Olvide que soy dama
“Olvide, si le es posible, que soy una dama y tenga presente que el talento y la belleza no tienen sexo”, le escribe alrededor de 1859 Eduarda Damasia Mansilla a Vicente Fidel López, en una carta que acompaña el manuscrito de Lucia Miranda. Insiste en que desea una opinión no complaciente y, para encorajinarlo, enumera las críticas efectuadas por el lector anterior: “La primera persona que leyó mi novela es quizá el único verdadero enemigo que tengo y tuvo a bien contar que las palabras Buena y Pobre estaban repetidas no sé cuantos cientos de veces (...) que más es narración que novela. Tal juicio, a decir verdad, acompañado de graciosas bullas, casi, casi me ha sido grato”.
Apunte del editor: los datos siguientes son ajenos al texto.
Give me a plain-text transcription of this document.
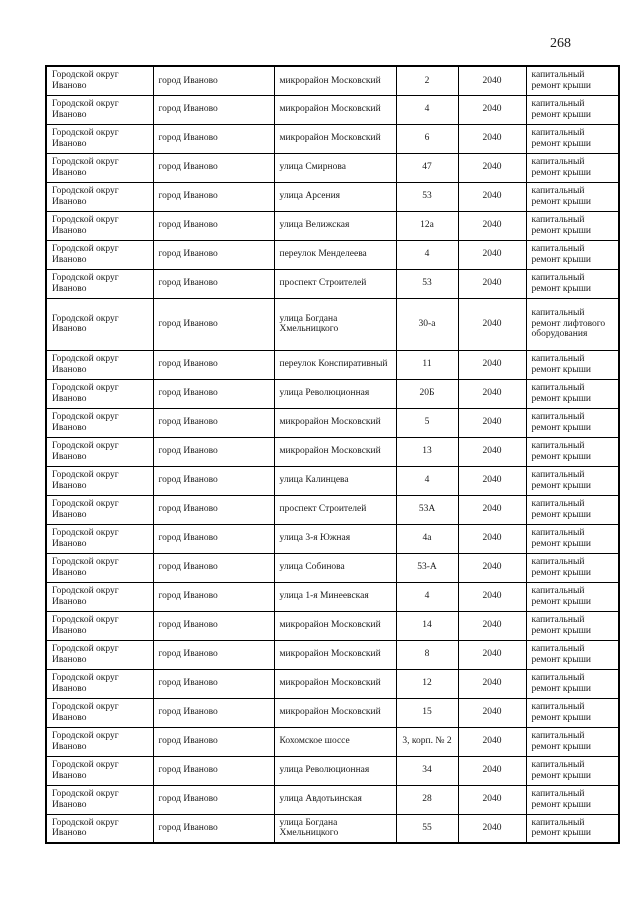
268
Городской округ Иваново	город Иваново	микрорайон Московский	2	2040	капитальный ремонт крыши
Городской округ Иваново	город Иваново	микрорайон Московский	4	2040	капитальный ремонт крыши
Городской округ Иваново	город Иваново	микрорайон Московский	6	2040	капитальный ремонт крыши
Городской округ Иваново	город Иваново	улица Смирнова	47	2040	капитальный ремонт крыши
Городской округ Иваново	город Иваново	улица Арсения	53	2040	капитальный ремонт крыши
Городской округ Иваново	город Иваново	улица Велижская	12а	2040	капитальный ремонт крыши
Городской округ Иваново	город Иваново	переулок Менделеева	4	2040	капитальный ремонт крыши
Городской округ Иваново	город Иваново	проспект Строителей	53	2040	капитальный ремонт крыши
Городской округ Иваново	город Иваново	улица Богдана Хмельницкого	30-а	2040	капитальный ремонт лифтового оборудования
Городской округ Иваново	город Иваново	переулок Конспиративный	11	2040	капитальный ремонт крыши
Городской округ Иваново	город Иваново	улица Революционная	20Б	2040	капитальный ремонт крыши
Городской округ Иваново	город Иваново	микрорайон Московский	5	2040	капитальный ремонт крыши
Городской округ Иваново	город Иваново	микрорайон Московский	13	2040	капитальный ремонт крыши
Городской округ Иваново	город Иваново	улица Калинцева	4	2040	капитальный ремонт крыши
Городской округ Иваново	город Иваново	проспект Строителей	53А	2040	капитальный ремонт крыши
Городской округ Иваново	город Иваново	улица 3-я Южная	4а	2040	капитальный ремонт крыши
Городской округ Иваново	город Иваново	улица Собинова	53-А	2040	капитальный ремонт крыши
Городской округ Иваново	город Иваново	улица 1-я Минеевская	4	2040	капитальный ремонт крыши
Городской округ Иваново	город Иваново	микрорайон Московский	14	2040	капитальный ремонт крыши
Городской округ Иваново	город Иваново	микрорайон Московский	8	2040	капитальный ремонт крыши
Городской округ Иваново	город Иваново	микрорайон Московский	12	2040	капитальный ремонт крыши
Городской округ Иваново	город Иваново	микрорайон Московский	15	2040	капитальный ремонт крыши
Городской округ Иваново	город Иваново	Кохомское шоссе	3, корп. № 2	2040	капитальный ремонт крыши
Городской округ Иваново	город Иваново	улица Революционная	34	2040	капитальный ремонт крыши
Городской округ Иваново	город Иваново	улица Авдотьинская	28	2040	капитальный ремонт крыши
Городской округ Иваново	город Иваново	улица Богдана Хмельницкого	55	2040	капитальный ремонт крыши
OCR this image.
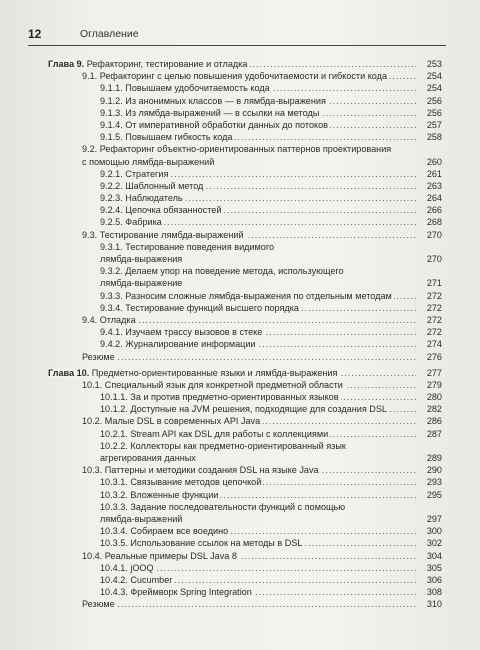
12	Оглавление
Глава 9. Рефакторинг, тестирование и отладка .....	253
9.1. Рефакторинг с целью повышения удобочитаемости и гибкости кода .....	254
9.1.1. Повышаем удобочитаемость кода .....	254
9.1.2. Из анонимных классов — в лямбда-выражения .....	256
9.1.3. Из лямбда-выражений — в ссылки на методы .....	256
9.1.4. От императивной обработки данных до потоков .....	257
9.1.5. Повышаем гибкость кода .....	258
9.2. Рефакторинг объектно-ориентированных паттернов проектирования
с помощью лямбда-выражений	260
9.2.1. Стратегия .....	261
9.2.2. Шаблонный метод .....	263
9.2.3. Наблюдатель .....	264
9.2.4. Цепочка обязанностей .....	266
9.2.5. Фабрика .....	268
9.3. Тестирование лямбда-выражений .....	270
9.3.1. Тестирование поведения видимого
лямбда-выражения	270
9.3.2. Делаем упор на поведение метода, использующего
лямбда-выражение	271
9.3.3. Разносим сложные лямбда-выражения по отдельным методам .....	272
9.3.4. Тестирование функций высшего порядка .....	272
9.4. Отладка .....	272
9.4.1. Изучаем трассу вызовов в стеке .....	272
9.4.2. Журналирование информации .....	274
Резюме .....	276
Глава 10. Предметно-ориентированные языки и лямбда-выражения .....	277
10.1. Специальный язык для конкретной предметной области .....	279
10.1.1. За и против предметно-ориентированных языков .....	280
10.1.2. Доступные на JVM решения, подходящие для создания DSL .....	282
10.2. Малые DSL в современных API Java .....	286
10.2.1. Stream API как DSL для работы с коллекциями .....	287
10.2.2. Коллекторы как предметно-ориентированный язык
агрегирования данных	289
10.3. Паттерны и методики создания DSL на языке Java .....	290
10.3.1. Связывание методов цепочкой .....	293
10.3.2. Вложенные функции .....	295
10.3.3. Задание последовательности функций с помощью
лямбда-выражений	297
10.3.4. Собираем все воедино .....	300
10.3.5. Использование ссылок на методы в DSL .....	302
10.4. Реальные примеры DSL Java 8 .....	304
10.4.1. jOOQ .....	305
10.4.2. Cucumber .....	306
10.4.3. Фреймворк Spring Integration .....	308
Резюме .....	310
En los últimos años, Mansilla fue revisitada desde los estudios de género en tanto “escritora mujer” privilegiada por su pertenencia de clase. Las relecturas más honestas convienen en que nunca cuadró con el estilo de las primeras feministas: no renegó del catolicismo ni del rol tradicional de la mujer madre, esposa, hija. Esa distancia del prototipo anglo (por esos años crecía el movimiento sufragista en Inglaterra y se lanzaba en Estados Unidos la Declaración de Seneca Falls) añadida a la elección del propio territorio como base sobre la que asentar su escritura, la hacen inmanentemente argentina. Publicó con seudónimo masculino, pero mucho más con nombre propio, compuso música y, siendo sobrina de Rosas, se casó con un unitario del que decidió separase a los 45. Viajó continuamente con sus seis hijos y su pluma fue tan sobresaliente como para que Victor Hugo le escribiera: “Le debo horas cautivantes y buenas. Usted me ha mostrado un mundo desconocido”.
Mientras el mercado editorial insiste en encorsetar la literatura en nichos vinculados tanto a la sexualidad biológica como autopercibida, la autora de Pablo o la vida en las pampas habilita a soñar con la existencia de caminos divergentes para la emancipación artística.